Dhe corona pandemic, which has meanwhile more than 3.1 million officially identified infected people, has not only almost displaced other epidemics from the focus of the public and politics. Corona with all its consequences also leads to dramatic consequences in the fight against a disease that is still far too often fatal: Aids.
In addition, for the first time in its history this year, a world AIDS conference could not take place as planned. The 23rd international meeting, which takes place only every two years, would probably have brought the 20,000 conference participants together again this week, and of all in that of Corona worst affected country in the world, the United States. However, “Aids 2020” did not take place in San Francisco and nearby Oakland in California, but in a much smaller and virtual form on the Internet. Also because, as the organizers announced, there have been no studies so far as to whether people with HIV who would have traveled to California in large numbers are more affected by Sars CoV-2 infection and the associated symptoms than people who are not infected with the HI virus.
One of the focal points of the approximately 600 contributions that were mostly broadcast live on the Internet in the past five days was about Covid-19. The consequences of corona-related restrictions are devastating: Thousands of people infected with HIV are at risk of premature death because they are currently unable to receive their life-sustaining medication. The World Health Organization (WHO) believes that a six-month interruption of therapy this year and next year in sub-Saharan Africa could result in an additional 500,000 deaths. In 2018, around 470,000 people died of AIDS and the associated diseases such as tuberculosis in the region.
If, as feared, the lockdowns continue for six months, one would fall back on the year 2008 when around 950,000 people died of AIDS south of the Sahara. At the same time, the WHO points out that the aftermath of the six-month period would be felt for a further five years – with up to 40 percent more AIDS deaths per year than would be expected without a corona. Around 25.7 million of the approximately 38 million people infected with HIV live in sub-Saharan Africa, two thirds of whom had access to AIDS drugs in 2018.

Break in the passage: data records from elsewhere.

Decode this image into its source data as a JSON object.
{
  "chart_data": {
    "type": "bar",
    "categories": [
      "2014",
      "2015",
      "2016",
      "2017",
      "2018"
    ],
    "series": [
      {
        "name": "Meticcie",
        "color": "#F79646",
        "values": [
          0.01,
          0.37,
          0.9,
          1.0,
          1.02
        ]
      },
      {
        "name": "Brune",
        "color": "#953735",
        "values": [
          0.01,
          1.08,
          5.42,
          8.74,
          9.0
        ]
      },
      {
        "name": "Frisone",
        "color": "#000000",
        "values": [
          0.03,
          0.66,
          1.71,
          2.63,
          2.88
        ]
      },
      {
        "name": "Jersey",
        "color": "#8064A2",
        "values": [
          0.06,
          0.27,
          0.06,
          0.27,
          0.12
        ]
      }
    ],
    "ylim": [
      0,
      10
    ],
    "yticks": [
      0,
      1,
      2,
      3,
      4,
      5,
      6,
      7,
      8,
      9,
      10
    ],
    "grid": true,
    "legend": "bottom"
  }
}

Difficulties in 104 countries
But not only Africa’s HIV-infected people suffer massively from corona-related restrictions: According to the Global Fund to Fight AIDS, Tuberculosis and Malaria, almost 85 percent of all HIV programs supported by the organization have difficulties in caring for their patients – and that in 104 Countries. Above all, the shortage has a catastrophic effect on the number of infections among children: Pregnant women infected with HIV can now give birth to healthy children with appropriate therapy.
The United Nations AIDS organization (UN AIDS) had set itself the goal of reducing the number of infections among newborns to 40,000 in 2018, and the target in 2020 was 20,000. But even without corona, the global community clearly missed these guidelines: According to UN AIDS data, 150,000 children were born with HIV in 2019, also because only 85 percent of pregnant women around the world had access to antiretroviral drugs. The numbers will deteriorate further due to the corona pandemic. Therefore, one of the main demands of “Aids 2020” was that Covid-19 should not redistribute funds urgently needed to fight AIDS.

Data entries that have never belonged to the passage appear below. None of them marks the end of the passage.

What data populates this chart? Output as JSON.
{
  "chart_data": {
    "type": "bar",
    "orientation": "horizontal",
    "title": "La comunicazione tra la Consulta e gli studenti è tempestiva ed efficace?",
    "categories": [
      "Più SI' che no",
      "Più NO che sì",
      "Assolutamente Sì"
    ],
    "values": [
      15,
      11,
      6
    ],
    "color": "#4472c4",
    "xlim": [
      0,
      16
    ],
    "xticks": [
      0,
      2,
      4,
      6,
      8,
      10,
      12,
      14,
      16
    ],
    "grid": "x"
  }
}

Two sensational scientific studies were also presented during the course of the week: An international research team led by Ricardo Diaz from the University of São Paulo has “cured” a 34-year-old man infected with HIV. The patient had been infected with the virus since 2012, and in addition to his standard treatment, he received other antiretroviral drugs during the study period from 2016 to the end of March 2019, including maraviroc and dolutegravir, as well as vitamin B nicotinamide. Thereafter, the therapy was stopped. Although the man has not been given any medication for 57 weeks, there are no viruses or antibodies in his body. He would be the third “healed”, and that without a transplant as in the other cases (“Berlin patient”, “London patient”). The two had cancer and received stem cells from donors who are protected against most HI viruses thanks to a genetic mutation.

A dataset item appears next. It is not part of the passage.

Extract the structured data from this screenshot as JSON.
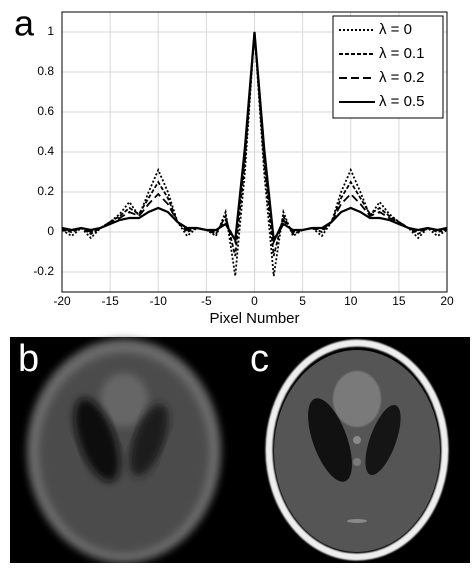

The second international study, led by a team of researchers from the University of California at Los Angeles led by scientist Raphael J. Landovitz, looked at HIV protection, which does not have to be taken daily and in tablet form. The active ingredient cabotegravir is rather injected with a syringe every two months. This opens up new possibilities for so-called pre-exposure prophylaxis, or prep for short, in which antiretroviral drugs are taken as a precautionary measure to protect against HIV infection.